José Pio Martins (*)
O livro O Capital no Século XXI, de autoria do economista francês Thomas Piketty, está entre os livros mais badalados e mais vendidos dos últimos anos.
A obra causou furor no mundo inteiro, suscitou discussões intensas e, segundo dizem por aí, tornou-se um dos livros mais vendidos no planeta e um dos menos lidos. É um pouco o que aconteceu com O Capital, de Karl Marx, obra-prima dos socialistas. É um dos livros mais possuídos e um dos menos lidos da história humana.
Mas por que razão o livro de Piketty fez e continua fazendo tanto sucesso? A razão é facilmente identificável. Ele produziu um calhamaço de 669 páginas (na versão em português) em letra miúda para mostrar, numa linguagem recheada de pesquisas e estudos de bom nível, uma questão simples: se a taxa de retorno líquido do capital for superior à taxa de crescimento da economia, haverá aumento da relação entre capital e renda nacional.
Explicando: se o rendimento líquido do capital for, por exemplo, 5% ao ano e o crescimento da renda nacional for 2%, haverá concentração da riqueza (renda nacional é igual ao produto nacional, e os termos riqueza e capital são equivalentes). Deixando tecnicalidades de lado, Piketty quis provar que a tendência é o aumento da desigualdade entre a renda do trabalho e a renda do capital.
Aumento de desigualdade não é igual a aumento de pobreza. Se a renda de um país cresce de forma que até o mais pobre dos habitantes eleve seu padrão de vida, o aumento da desigualdade não aumenta a pobreza. Mas, afora essa questão, Piketty argumenta que no futuro os ativos do mundo (expressão equivalente a patrimônio e riqueza) poderão ampliar a desigualdade entre os que possuem e os que não possuem nada.

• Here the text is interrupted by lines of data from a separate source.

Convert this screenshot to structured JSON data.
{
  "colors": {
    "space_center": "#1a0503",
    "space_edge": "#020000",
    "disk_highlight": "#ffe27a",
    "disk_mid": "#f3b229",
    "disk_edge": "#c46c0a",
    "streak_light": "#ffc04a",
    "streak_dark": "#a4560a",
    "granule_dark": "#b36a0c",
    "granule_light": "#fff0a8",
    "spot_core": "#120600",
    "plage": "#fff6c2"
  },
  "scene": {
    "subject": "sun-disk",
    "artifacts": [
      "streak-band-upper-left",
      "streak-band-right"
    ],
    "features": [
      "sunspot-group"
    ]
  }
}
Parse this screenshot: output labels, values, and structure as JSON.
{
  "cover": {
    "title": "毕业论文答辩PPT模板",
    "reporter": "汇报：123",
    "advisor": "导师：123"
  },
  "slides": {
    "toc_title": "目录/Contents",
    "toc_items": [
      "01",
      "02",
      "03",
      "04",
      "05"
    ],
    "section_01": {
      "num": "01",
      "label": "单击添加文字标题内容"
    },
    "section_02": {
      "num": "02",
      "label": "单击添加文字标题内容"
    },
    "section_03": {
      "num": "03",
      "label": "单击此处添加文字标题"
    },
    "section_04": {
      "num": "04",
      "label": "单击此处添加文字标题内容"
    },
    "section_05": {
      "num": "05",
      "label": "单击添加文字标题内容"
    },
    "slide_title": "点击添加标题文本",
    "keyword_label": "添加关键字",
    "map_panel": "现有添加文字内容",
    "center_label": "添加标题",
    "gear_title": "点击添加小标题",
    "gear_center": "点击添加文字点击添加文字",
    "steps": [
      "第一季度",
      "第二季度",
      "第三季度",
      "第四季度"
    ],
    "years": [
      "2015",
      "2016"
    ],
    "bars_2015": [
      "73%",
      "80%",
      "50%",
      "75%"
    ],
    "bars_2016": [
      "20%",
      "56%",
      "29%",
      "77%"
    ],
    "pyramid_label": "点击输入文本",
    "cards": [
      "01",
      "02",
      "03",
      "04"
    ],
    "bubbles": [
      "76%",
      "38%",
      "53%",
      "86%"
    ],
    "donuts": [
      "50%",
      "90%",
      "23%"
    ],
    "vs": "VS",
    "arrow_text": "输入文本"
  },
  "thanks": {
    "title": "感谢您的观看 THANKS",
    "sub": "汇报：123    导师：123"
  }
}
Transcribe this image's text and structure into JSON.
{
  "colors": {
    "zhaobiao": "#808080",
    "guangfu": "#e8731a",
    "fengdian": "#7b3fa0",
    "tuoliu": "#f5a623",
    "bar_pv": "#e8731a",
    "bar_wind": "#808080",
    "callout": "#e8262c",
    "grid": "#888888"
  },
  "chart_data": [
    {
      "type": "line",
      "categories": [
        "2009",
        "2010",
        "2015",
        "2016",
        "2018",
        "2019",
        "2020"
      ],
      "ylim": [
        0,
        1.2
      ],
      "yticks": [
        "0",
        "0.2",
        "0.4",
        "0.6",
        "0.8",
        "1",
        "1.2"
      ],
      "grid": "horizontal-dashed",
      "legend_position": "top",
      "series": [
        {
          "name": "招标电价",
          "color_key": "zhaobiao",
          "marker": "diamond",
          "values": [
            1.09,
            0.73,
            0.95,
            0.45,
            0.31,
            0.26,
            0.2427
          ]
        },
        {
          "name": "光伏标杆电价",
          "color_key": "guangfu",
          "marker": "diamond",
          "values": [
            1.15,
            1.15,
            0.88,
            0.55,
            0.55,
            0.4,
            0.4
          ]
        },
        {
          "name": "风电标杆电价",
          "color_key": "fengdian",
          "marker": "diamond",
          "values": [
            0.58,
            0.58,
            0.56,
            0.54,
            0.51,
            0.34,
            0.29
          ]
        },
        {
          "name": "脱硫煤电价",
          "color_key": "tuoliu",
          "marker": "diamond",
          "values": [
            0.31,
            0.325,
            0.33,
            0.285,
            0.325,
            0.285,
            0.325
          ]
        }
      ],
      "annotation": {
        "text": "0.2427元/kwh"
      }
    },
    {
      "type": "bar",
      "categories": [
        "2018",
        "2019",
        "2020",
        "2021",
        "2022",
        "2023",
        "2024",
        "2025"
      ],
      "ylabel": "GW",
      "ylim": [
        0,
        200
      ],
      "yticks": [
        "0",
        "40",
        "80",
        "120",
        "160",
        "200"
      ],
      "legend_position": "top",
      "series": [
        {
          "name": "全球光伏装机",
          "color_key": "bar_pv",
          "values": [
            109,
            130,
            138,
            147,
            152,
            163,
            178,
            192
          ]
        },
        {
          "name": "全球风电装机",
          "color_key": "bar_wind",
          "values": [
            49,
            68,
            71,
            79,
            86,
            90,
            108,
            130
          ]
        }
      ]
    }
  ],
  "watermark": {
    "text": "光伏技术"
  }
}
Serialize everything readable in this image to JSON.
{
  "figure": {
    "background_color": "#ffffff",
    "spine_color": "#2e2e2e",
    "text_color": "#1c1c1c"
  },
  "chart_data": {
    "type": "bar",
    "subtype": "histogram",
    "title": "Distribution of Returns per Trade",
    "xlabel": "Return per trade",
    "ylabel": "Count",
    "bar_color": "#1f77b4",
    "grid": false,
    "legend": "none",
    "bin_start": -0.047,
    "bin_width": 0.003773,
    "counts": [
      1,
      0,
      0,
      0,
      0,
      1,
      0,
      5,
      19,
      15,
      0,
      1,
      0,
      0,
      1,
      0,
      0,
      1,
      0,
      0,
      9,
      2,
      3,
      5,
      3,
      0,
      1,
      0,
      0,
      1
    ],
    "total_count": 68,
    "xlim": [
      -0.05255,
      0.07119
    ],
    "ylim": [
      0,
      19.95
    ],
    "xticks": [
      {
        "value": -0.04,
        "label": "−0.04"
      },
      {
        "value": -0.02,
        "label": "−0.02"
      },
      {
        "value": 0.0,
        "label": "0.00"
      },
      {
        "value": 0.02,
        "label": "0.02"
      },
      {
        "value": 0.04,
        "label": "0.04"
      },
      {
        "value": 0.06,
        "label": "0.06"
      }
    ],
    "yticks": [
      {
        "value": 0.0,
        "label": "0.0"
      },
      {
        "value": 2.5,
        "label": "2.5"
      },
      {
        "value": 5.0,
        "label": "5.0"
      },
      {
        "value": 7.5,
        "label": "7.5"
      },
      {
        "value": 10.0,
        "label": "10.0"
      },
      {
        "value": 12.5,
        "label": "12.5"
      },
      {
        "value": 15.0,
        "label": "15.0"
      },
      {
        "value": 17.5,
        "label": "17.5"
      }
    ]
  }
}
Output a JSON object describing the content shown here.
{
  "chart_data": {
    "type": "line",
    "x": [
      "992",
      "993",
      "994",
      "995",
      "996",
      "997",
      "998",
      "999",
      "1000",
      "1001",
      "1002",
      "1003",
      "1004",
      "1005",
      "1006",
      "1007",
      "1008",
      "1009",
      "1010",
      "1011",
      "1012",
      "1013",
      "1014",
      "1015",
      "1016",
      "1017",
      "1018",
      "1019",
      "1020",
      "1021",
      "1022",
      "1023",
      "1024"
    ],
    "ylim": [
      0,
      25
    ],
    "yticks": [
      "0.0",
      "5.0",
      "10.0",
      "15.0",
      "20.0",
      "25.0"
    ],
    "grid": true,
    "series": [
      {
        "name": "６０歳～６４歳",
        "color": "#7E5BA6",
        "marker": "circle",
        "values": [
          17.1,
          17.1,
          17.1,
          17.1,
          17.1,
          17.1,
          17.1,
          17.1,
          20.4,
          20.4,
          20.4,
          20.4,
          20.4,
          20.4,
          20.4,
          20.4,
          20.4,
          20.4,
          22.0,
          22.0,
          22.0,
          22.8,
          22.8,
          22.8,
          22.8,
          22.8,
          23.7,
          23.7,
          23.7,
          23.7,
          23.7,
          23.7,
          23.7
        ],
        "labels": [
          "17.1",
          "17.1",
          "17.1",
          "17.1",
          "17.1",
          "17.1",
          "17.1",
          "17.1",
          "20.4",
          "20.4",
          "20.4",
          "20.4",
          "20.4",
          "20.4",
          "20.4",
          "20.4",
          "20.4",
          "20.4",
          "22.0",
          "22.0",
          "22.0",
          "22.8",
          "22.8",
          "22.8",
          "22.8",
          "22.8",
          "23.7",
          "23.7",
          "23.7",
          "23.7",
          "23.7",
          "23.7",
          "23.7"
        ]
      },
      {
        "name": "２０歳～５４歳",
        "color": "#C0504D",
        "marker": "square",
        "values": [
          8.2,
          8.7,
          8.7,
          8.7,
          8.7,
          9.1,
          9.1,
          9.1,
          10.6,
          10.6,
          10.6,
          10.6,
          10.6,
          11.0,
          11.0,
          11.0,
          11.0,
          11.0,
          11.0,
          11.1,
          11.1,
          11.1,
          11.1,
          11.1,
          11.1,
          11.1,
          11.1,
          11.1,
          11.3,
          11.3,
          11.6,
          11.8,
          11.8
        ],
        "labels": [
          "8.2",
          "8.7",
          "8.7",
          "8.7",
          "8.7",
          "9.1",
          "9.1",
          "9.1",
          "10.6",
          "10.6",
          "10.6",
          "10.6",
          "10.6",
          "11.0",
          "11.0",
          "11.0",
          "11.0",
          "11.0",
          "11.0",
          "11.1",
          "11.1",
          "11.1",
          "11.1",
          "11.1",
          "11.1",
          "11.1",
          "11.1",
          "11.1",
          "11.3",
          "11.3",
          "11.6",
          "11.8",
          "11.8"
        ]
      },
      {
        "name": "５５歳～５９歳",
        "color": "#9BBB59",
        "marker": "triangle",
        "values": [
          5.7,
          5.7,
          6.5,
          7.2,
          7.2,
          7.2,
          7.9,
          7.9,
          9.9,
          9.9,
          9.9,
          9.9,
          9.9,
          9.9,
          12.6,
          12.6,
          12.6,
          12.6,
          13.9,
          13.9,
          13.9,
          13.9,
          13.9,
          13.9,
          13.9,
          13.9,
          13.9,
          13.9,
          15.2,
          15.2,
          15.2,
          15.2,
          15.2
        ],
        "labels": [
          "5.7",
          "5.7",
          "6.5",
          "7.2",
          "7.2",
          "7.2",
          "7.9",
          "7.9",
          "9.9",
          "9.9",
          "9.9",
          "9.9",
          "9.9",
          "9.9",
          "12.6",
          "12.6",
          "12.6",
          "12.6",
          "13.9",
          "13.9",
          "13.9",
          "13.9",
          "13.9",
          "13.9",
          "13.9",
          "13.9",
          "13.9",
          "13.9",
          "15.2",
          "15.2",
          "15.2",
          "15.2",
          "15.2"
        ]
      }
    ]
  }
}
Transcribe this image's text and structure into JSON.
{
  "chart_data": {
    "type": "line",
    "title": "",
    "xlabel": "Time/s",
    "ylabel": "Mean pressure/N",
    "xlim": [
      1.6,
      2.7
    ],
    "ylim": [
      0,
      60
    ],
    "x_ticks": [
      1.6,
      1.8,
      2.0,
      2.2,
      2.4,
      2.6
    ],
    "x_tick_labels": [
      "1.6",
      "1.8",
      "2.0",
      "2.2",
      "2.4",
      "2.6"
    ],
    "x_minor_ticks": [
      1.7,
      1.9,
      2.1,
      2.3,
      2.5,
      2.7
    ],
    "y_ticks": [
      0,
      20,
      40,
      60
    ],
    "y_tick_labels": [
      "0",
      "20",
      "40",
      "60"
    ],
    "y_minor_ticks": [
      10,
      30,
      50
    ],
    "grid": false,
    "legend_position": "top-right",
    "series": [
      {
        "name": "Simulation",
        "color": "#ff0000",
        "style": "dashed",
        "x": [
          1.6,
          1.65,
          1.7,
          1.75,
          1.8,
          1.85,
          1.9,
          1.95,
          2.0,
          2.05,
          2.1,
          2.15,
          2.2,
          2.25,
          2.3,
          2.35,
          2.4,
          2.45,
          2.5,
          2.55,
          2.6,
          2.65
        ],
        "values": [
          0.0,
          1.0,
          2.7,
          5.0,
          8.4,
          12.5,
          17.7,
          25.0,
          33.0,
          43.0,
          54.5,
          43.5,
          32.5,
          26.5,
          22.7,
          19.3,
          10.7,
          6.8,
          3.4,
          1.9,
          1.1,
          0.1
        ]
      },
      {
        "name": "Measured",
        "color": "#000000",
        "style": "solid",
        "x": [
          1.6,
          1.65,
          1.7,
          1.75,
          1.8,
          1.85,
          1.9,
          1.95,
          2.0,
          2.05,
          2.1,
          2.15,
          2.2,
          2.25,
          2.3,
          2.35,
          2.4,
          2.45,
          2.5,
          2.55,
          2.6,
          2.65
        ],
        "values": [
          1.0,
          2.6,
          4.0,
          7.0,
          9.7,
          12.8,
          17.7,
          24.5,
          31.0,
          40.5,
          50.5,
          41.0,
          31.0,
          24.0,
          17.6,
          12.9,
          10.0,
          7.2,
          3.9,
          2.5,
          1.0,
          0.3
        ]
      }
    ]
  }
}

O diagnóstico tem sentido. O equívoco está na solução proposta por Piketty. Ele propõe duas medidas. A primeira medida seria a criação de uma alíquota de 80% de imposto de renda para rendimentos acima de determinada faixa. A segunda seria uma espécie de CPMF (um imposto sobre patrimônio) sobre a posse de ativos em todo o mundo. A proposta é tão ingênua quanto ineficiente.
O erro está numa questão fundamental: estranhamente, Piketty acredita que a montanha de dinheiro carreada para os cofres públicos com sua proposta iria para os pobres do mundo. Ora, o Estado racional, eficiente e bondoso só existe nos livros. Na vida real, quando há elevação de tributo, o Estado paga primeiramente a si mesmo, aumentando gastos com os funcionários que o tripulam e com os políticos que o manipulam. Somente uma fatia menor vai para os pobres, longe de reduzir as desigualdades na proporção do que é arrecadado.
Uma segunda parte do dinheiro sumirá nos escaninhos da corrupção. Uma terceira parte irá pagar o inchaço da máquina estatal com os salários acima do setor privado, as aposentadorias e pensões generosas que os pagadores de impostos nunca terão. Uma quarta parte será desperdiçada na ineficiência gerencial dos serviços públicos. Quem mostra que o governo é concentrador de renda é o Instituto de Pesquisa Econômica Aplicada (Ipea), órgão do governo federal, portanto insuspeito.
Não se trata de um problema de pessoas. O problema é o sistema. O Estado não é racional, não é eficiente, não é bondoso e não é isento. Se o problema do mundo é a concentração da riqueza, melhor seria democratizar a propriedade por meio de um sistema de distribuição de quotas de capital diretamente aos trabalhadores, sem passar pelo orçamento do governo. Esse é o debate que eu gostaria de fazer.
(*) – Economista, é reitor da Universidade Positivo.